Medrando sob a velha e nobre São Paulo, encontramos a teimosa Sampa Negra nos poemas, textos jornalísticos e memórias de Luiz Gama[30], nas pinturas e falas de José Correia Leite transcritas por Luiz da Silva Cuti (1992)[31], na poética de Lino Guedes e nas polifonias literárias prefiguradas pelas várias edições do Grupo Quilombhoje de Literatura Negra. Atualmente podemos senti-la pulsar nas edições radiofônicas e impressas da Toró, editora concebida pelo poeta, ensaísta e pesquisador Allan da Rosa. Essas contraculturas negras e periféricas paulistanas são nossas locomotivas para a modernidade negada.
Outras memórias e histórias negras vão se configurando, à medida que prospectamos novos e velhos materiais, ideias, canções, poemas, imagens e textos. Montamos cenários de possibilidades interpretativas, como quebra-cabeças de tempos, geografias e figuras humanas. Vai se confirmando que, ao ativismo negro brasileiro e paulistano, as artes engajadas têm sido fundamentais na construção de jogos de contraste e alteridades. No deslocamento dos dispositivos de poder[32] e instauração de outras relações, mas, nem por isso, mais equilibradas. Ainda.
Entendendo que quem define sua arte como negra sabe o risco que corre, mas quer intencionalmente enfatizar a especificidade e diversidade cultural da ascendência africana. Isso significa colocar intencionalmente em evidência visões de mundo que dialogam com a cultura ocidental contemporânea, mas não podem ser completamente incorporados, nem refletidos por ela sem tensão.

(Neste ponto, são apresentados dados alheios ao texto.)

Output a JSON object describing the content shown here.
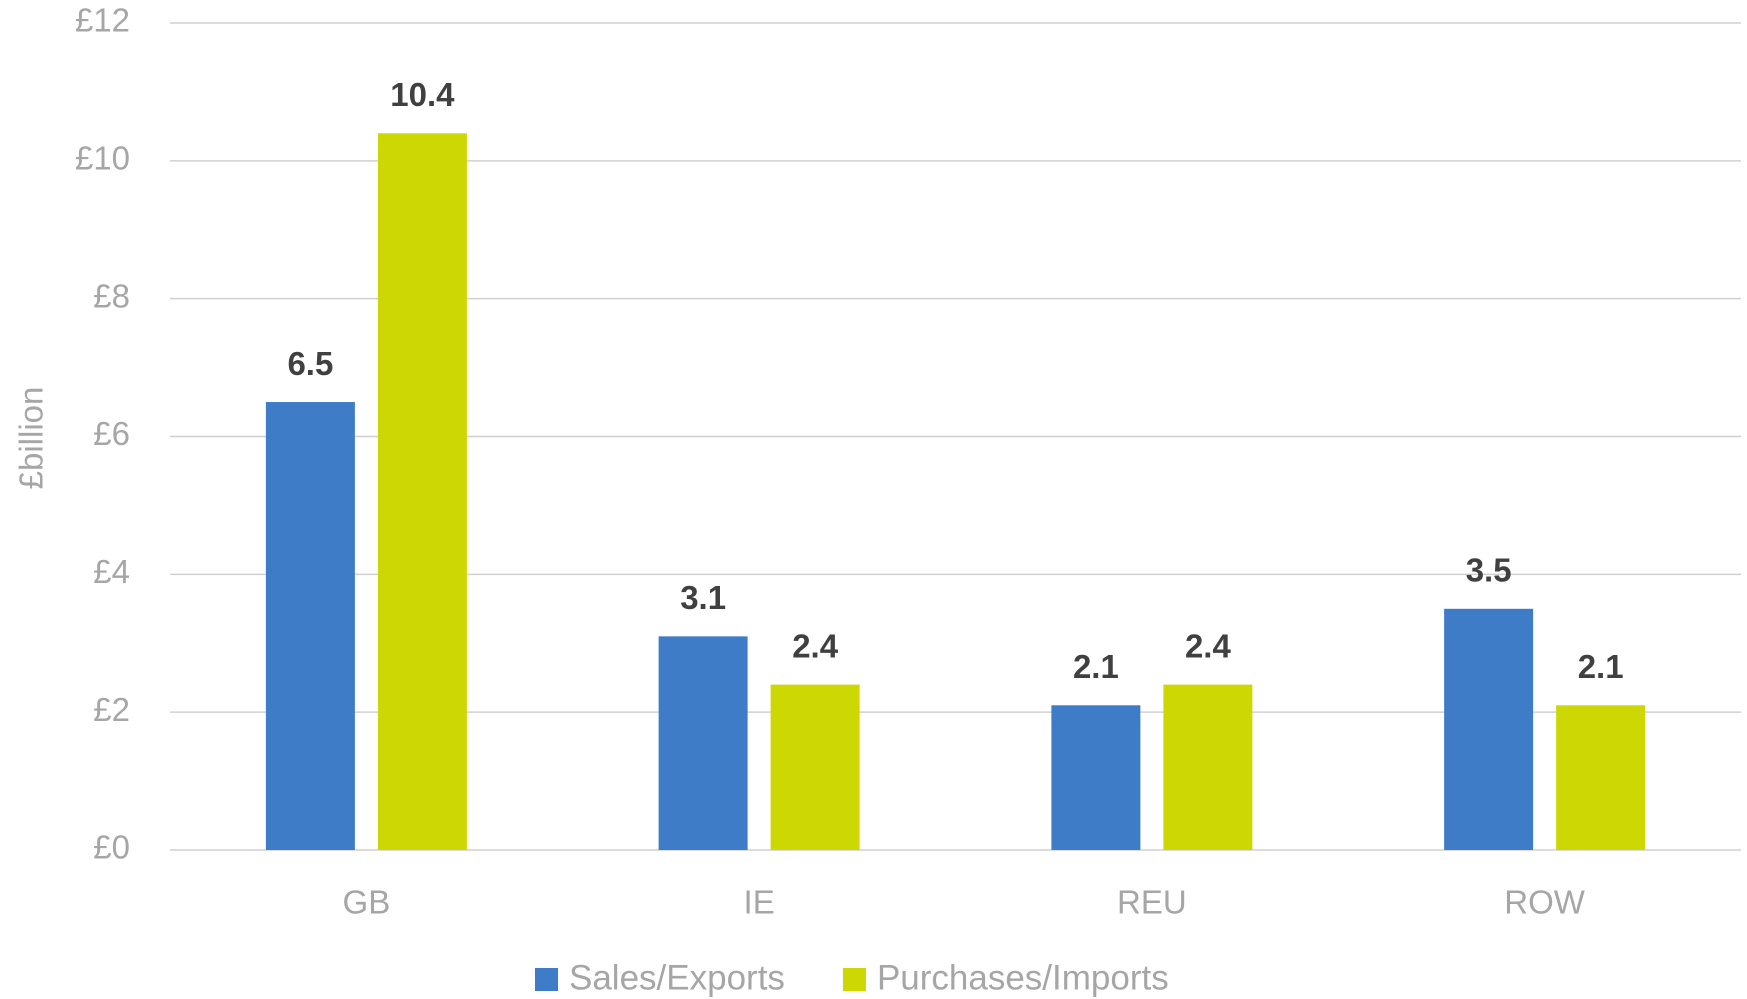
{
  "chart_data": {
    "type": "bar",
    "y_axis_label": "£billion",
    "categories": [
      "GB",
      "IE",
      "REU",
      "ROW"
    ],
    "series": [
      {
        "name": "Sales/Exports",
        "color": "#3f7cc8",
        "values": [
          6.5,
          3.1,
          2.1,
          3.5
        ]
      },
      {
        "name": "Purchases/Imports",
        "color": "#cdd704",
        "values": [
          10.4,
          2.4,
          2.4,
          2.1
        ]
      }
    ],
    "ylim": [
      0,
      12
    ],
    "yticks": [
      {
        "value": 0,
        "label": "£0"
      },
      {
        "value": 2,
        "label": "£2"
      },
      {
        "value": 4,
        "label": "£4"
      },
      {
        "value": 6,
        "label": "£6"
      },
      {
        "value": 8,
        "label": "£8"
      },
      {
        "value": 10,
        "label": "£10"
      },
      {
        "value": 12,
        "label": "£12"
      }
    ],
    "grid": true,
    "legend": "bottom"
  }
}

Os críticos desinformados gritam que isso é essencializar ou mitificar a África. Esquecem que durante os dois últimos séculos quem inventou e inventariou as raças foram os intelectuais ocidentais. Quem transformou a raça em categoria social fundamental para conhecimento da diversidade humana, definitivamente hierarquizada, foram os filósofos e cientistas ocidentais. Também foram eles a definir o fim de sua validade. Diferente do que se deu no ocidente, ninguém aqui está reivindicando a superioridade racial dos negros, mas as singularidades culturais das civilizações africanas e seus desdobramentos na diáspora.
De fato, a África tem funcionado aqui, em muitas circunstâncias diaspóricas, como princípio civilizatório organizador de imaginários, discursos e recursos. Não se trata de continuidades mas de reinvenções. Em outras palavras, elaboração[RB1]  de narrativas alternativas a “historia única” do mundo, como indica a escritora Chimamanda Adiche[33].        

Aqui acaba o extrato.